つか、あれは取締役賞の授与。二回歓声が聞こえたから、営業部長賞も貰ったに違いない!
いわゆる臨時ボーナス。滅多にありつけない賞与。この一週間で得てしまうとは!
もう私が教えることなど何もない。

いや、それよりも、思い出した!
賞与もらったら、営業事務の柴田ちゃんと飲みに行くのか? 伏見! テメェ!
聞くの忘れてた。しかも柴田ちゃんから誘ったから、この夕会終わったら、柴田ちゃんが伏見に声をかけて、二人は夜の街に消え、アイツは今晩帰ってこない。
明日になれば、用済みの私の荷物は外へ叩き付けられてしまう!

「でてけよ聖子。お前見てーなババアとやらなくたって、女なんてたくさんいるんだよ!」
「あーれー。体だけが目的だったのね~」

「メソメソすんな、ババア!」
「ひどい! 死んでやるぅー!」

足蹴にされる哀れな私。
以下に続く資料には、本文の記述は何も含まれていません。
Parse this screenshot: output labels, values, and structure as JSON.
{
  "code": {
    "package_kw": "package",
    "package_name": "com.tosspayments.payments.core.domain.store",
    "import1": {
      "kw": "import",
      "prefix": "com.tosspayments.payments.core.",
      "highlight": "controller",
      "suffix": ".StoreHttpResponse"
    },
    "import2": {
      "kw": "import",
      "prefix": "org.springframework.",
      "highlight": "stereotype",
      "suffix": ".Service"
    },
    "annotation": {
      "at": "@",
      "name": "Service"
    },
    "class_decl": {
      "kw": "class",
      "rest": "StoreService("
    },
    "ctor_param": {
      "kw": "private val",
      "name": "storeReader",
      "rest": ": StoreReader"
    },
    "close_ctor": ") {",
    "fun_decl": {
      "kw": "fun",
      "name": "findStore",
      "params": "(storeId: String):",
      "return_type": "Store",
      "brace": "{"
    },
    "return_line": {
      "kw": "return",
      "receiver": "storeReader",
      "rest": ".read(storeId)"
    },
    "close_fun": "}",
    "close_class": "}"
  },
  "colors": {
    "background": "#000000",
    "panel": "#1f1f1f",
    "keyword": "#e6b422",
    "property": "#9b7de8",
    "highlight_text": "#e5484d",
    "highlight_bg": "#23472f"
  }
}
そして閉められるマンションの扉。

うぉいコラ! 伏見!
テメェ、さんざん甘い言葉で人様の唇奪っておきながらやり捨てるつもりだなー!
ちっくしょぉぉおッ!

そんな私の前を柴田ちゃんが通り過ぎる。

「ちょっとちょっと、柴田ちゃん!」
「え? あ、はい」

「さ、さっき夕会でなんかあったのかなぁ~。歓声が聞こえたけどぅ」
「あ、前に言ってた伏見くんが特別賞与貰ったんですよ」

「え、え? すーごい」
「すごいですよね~」

「えーと、それより柴田ちゃん、この前言ってたじゃない? それ貰ったら二人で呑みに行くって」
「そーなんですよ。誘ったんですけどぉ、なんか今日は彼女とお祝いするって。悔しいですよね~。絶対に奪ってやるから」

「ひょえー、怖い。だって伏見くんだよ~? 他にもいい男いるじゃん」
「いやー。あれは原石でしたわ。仕事も出来るし、イケてるし、可愛いし。もう自分のものにするしかないじゃないですか~」

なかなか好戦的な子。怖い。
それより、彼女とお祝い?
私よね? 聞いてないけど。

私も帰ろうとロッカーへ行ってスマホを見ると、トークアプリにメッセージ。
食らいついてメッセージを見ると、やっぱり伏見。

「ボーナス貰ったから銀座の真舟にお鮨食べに行こうよ♡♡♡」

かーわいい。って銀座で鮨! 店名なんて聞いたことないんだけど~。かぁ~、さすがボンボン。さぞかし旨いんだろうな。でも親の金じゃない。自分の金だもんね。多分取締役賞5万、部長賞3万で8万は貰ってるはず。いくら銀座でも、一人前2万円くらいでしょ。たまに贅沢したってねぇ。明日は休みだもんね。このまま朝まで遊んでも楽しいだろうなぁ~。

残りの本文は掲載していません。